So, brief background. Separated from H. He moved out with DSS in August. We are endeavouring to be amicable and living apart is helping with that, in that we can now be civil, send friendly emails etc. Divorce itself will be very straightforward and clear-cut, owing to fact we have no children or assets together, so nothing really to argue about too much.
However, I am still fairly angry and somewhat bitter about the whole thing. Those of you who are regular MNetters may recall the ghastly wedding in South Africa with horrible sister-in-law and me and H not speaking. Then the subsequent 'engagement ring' thread started by H on here a few months ago. Am glad that we are separated and know it's for the best, but I do feel really angry at certain individuals in his family who made things so much worse and helped to destroy the marriage before it had even begun. I do, realise, though, that other issues also contributed.

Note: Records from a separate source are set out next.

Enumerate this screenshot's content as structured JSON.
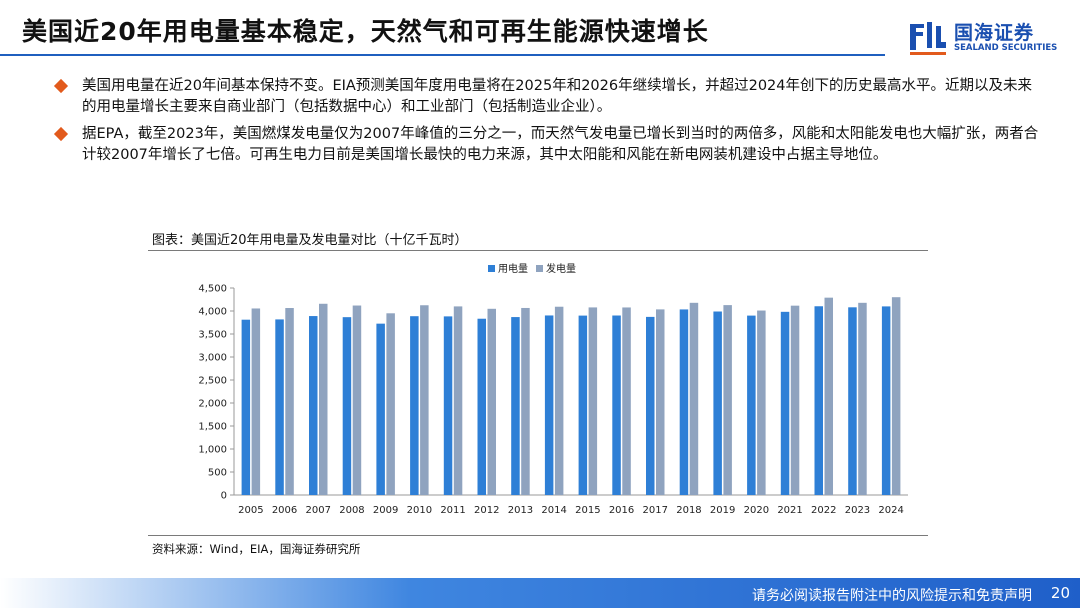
{
  "header": {
    "title": "美国近20年用电量基本稳定，天然气和可再生能源快速增长",
    "logo": {
      "name_cn": "国海证券",
      "name_en": "SEALAND SECURITIES"
    }
  },
  "bullets": [
    {
      "icon": "diamond-bullet-icon",
      "text": "美国用电量在近20年间基本保持不变。EIA预测美国年度用电量将在2025年和2026年继续增长，并超过2024年创下的历史最高水平。近期以及未来的用电量增长主要来自商业部门（包括数据中心）和工业部门（包括制造业企业）。"
    },
    {
      "icon": "diamond-bullet-icon",
      "text": "据EPA，截至2023年，美国燃煤发电量仅为2007年峰值的三分之一，而天然气发电量已增长到当时的两倍多，风能和太阳能发电也大幅扩张，两者合计较2007年增长了七倍。可再生电力目前是美国增长最快的电力来源，其中太阳能和风能在新电网装机建设中占据主导地位。"
    }
  ],
  "chart_caption": "图表：美国近20年用电量及发电量对比（十亿千瓦时）",
  "chart_data": {
    "type": "bar",
    "categories": [
      "2005",
      "2006",
      "2007",
      "2008",
      "2009",
      "2010",
      "2011",
      "2012",
      "2013",
      "2014",
      "2015",
      "2016",
      "2017",
      "2018",
      "2019",
      "2020",
      "2021",
      "2022",
      "2023",
      "2024"
    ],
    "series": [
      {
        "name": "用电量",
        "color": "#2e7fd6",
        "values": [
          3811,
          3817,
          3890,
          3866,
          3725,
          3887,
          3883,
          3832,
          3868,
          3903,
          3900,
          3902,
          3872,
          4034,
          3989,
          3900,
          3982,
          4103,
          4080,
          4100
        ]
      },
      {
        "name": "发电量",
        "color": "#8fa3bf",
        "values": [
          4055,
          4065,
          4157,
          4119,
          3950,
          4125,
          4100,
          4048,
          4066,
          4093,
          4078,
          4077,
          4035,
          4178,
          4128,
          4010,
          4116,
          4290,
          4178,
          4300
        ]
      }
    ],
    "yticks": [
      "0",
      "500",
      "1,000",
      "1,500",
      "2,000",
      "2,500",
      "3,000",
      "3,500",
      "4,000",
      "4,500"
    ],
    "ylim": [
      0,
      4500
    ],
    "legend_position": "top",
    "grid": false
  },
  "source": "资料来源：Wind，EIA，国海证券研究所",
  "footer": {
    "disclaimer": "请务必阅读报告附注中的风险提示和免责声明",
    "page": "20"
  }
}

Anyway, H was away over most of the summer with his family in S. Africa. He is now back and living a few miles away in a rented place. I stayed in house with DD. BUT, now he's back, he's spending a lot of time socialising with mutual friends. One set of friends in particular, who I met first, who live near my house, who I feel that I know better, yet he's spending all time with them. Yes it's petty, yes I'm being unreasonable, but I want him to back off and let me have at least some friends to myself. I'm currently working daft hours temping, so would like any of the precious free time I have to spend with DD and these friends. Except I can't, because said friends are with H (having a picnic today, having supper together another time). I moved to area that I'm living in solely due to H who was already there. Left good friends and family behind in move. I'm the one who initiated friendship with this set of friends, they live near me - why can't H just back off and let me 'have' those friends to myself?
I know it's irrational - I'm just upset. I want to be vindictive at the moment and I want people to support me and sympathise. Why can't he just stick to his own friends he had before we met and let me have a bit of support? 
I am being unreasonable, I know. I'm just fed up.